You get methodical. Get yourself a methodology. Packet open. Always read the label. Strip pulled from packet. Read the label again, just to double check. Try and remember. How did you used to do this? You know? Before? The label will say, the label will tell you, the label will keep you coldly informed. So read.

Oh, a moment. A fleeting remembrance. It’s coming back. Will there be any side effects? Not that you recall, because this one was at least better than the other one. Suddenly you want to call a fellow sufferer, a fellow swallower, out of the blue, so that you can shoot the breeze about symptoms or sweats, surges or sickness, just to put off the dreadful deed for one unmedicated minute more.

Read the label, because those objective phrases of medicinal terminology will reassure you. Odd little whites, isolated against corruption and infection by a peeling metallic skin. Push against the plastic to release the foil and then, damn, a cut to the fingertip. How can such a harmless shiny material sting so deeply, drawing blood? Pull yourself together. It’s nothing more than a dot, a spot, a scratch. Shake your hand and clench your fist. Clench and unclench, bent fingers digging into palm. Not now, please. Don’t interrupt this process. Don’t disturb this ritualistic tea ceremony of toxins.

Tip of the tongue. Here it is, at last, sat on the tip of the tongue. A brief gulp of almost indecision, a gulp downwards, a soothing gulp of cold water. Promise it will be more tranquil, if not entirely tranquilised? Promise it will numb, even if it can never completely deaden? Promise it will just make everything better?

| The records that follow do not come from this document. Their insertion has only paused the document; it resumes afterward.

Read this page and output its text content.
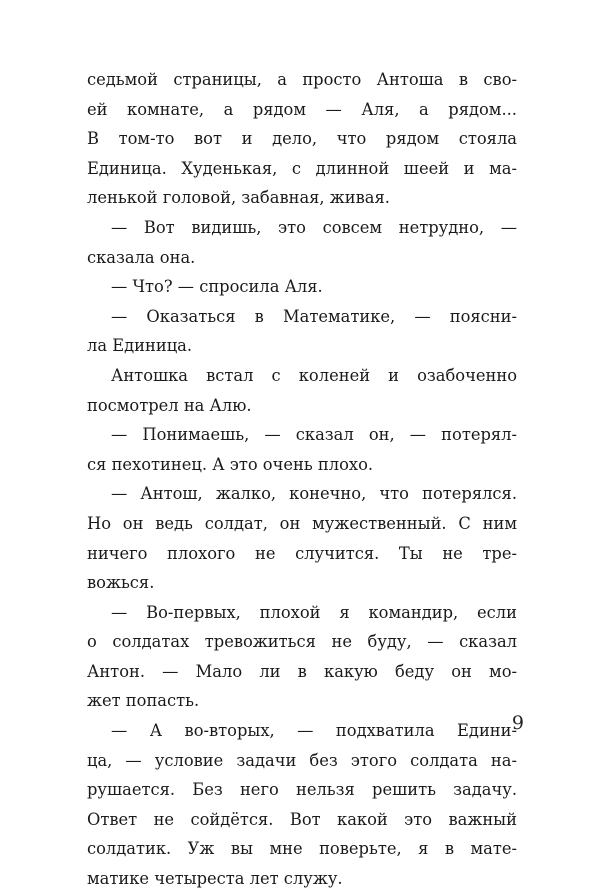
седьмой страницы, а просто Антоша в сво-
ей комнате, а рядом — Аля, а рядом...
В том-то вот и дело, что рядом стояла
Единица. Худенькая, с длинной шеей и ма-
ленькой головой, забавная, живая.
— Вот видишь, это совсем нетрудно, —
сказала она.
— Что? — спросила Аля.
— Оказаться в Математике, — поясни-
ла Единица.
Антошка встал с коленей и озабоченно
посмотрел на Алю.
— Понимаешь, — сказал он, — потерял-
ся пехотинец. А это очень плохо.
— Антош, жалко, конечно, что потерялся.
Но он ведь солдат, он мужественный. С ним
ничего плохого не случится. Ты не тре-
вожься.
— Во-первых, плохой я командир, если
о солдатах тревожиться не буду, — сказал
Антон. — Мало ли в какую беду он мо-
жет попасть.
— А во-вторых, — подхватила Едини-
ца, — условие задачи без этого солдата на-
рушается. Без него нельзя решить задачу.
Ответ не сойдётся. Вот какой это важный
солдатик. Уж вы мне поверьте, я в мате-
матике четыреста лет служу.
9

Not everything, no. You know that’s unrealistic. Only some things. Even one thing. One thing will do. One thing will suffice for now. Could you and your odd little whites come to some kind of agreement, located midway between remarkable panacea and simple crutch?

You turn the packet over in your hand as your bloodstream pulses a long lost welcome. Read the label one more time, then sit and wait for the promise contained within its emotionless words to take effect.

Comments: 6

    The effect is usually short-lived, though worth it while it lasts, even when that’s not long at all. (My last post is DEFINITELY about you now.)

    Ani | 07.09.07, 02:06

    It will make some things better. That’s enough, isn’t it?

    la fille | 07.09.07, 03:41

    yell it. write it out. eloquentheartpoundingscream. labels can explain…but don’t listen.

    Miles Away | 07.09.07, 04:52

    I’ve been known to pilfer the painkillers prescribed to the Mista after various ailments. I am not a drug addict. Promise.

    clarissa | 07.09.07, 22:34

    It’s not the promise in the words, it’s the promise you make to yourself that counts.

    Placebos work, sometimes. I know this because ocassionally when I go to bed at night I find the pill I thought I took with my morning coffee is still there. Slightly squashed, but I’m still alive without it.

    Melograna | 07.10.07, 00:56

    modern medicine can be wonderful for the body but sometimes it can make us focus so much more intently on all that is wrong rather than that which is right (or functioning). either way, its cold metallic science doesn’t tend to leave much space for anything but robotic instructions and compound chemicals with distressingly long names.

    hope the little whites keep their promise.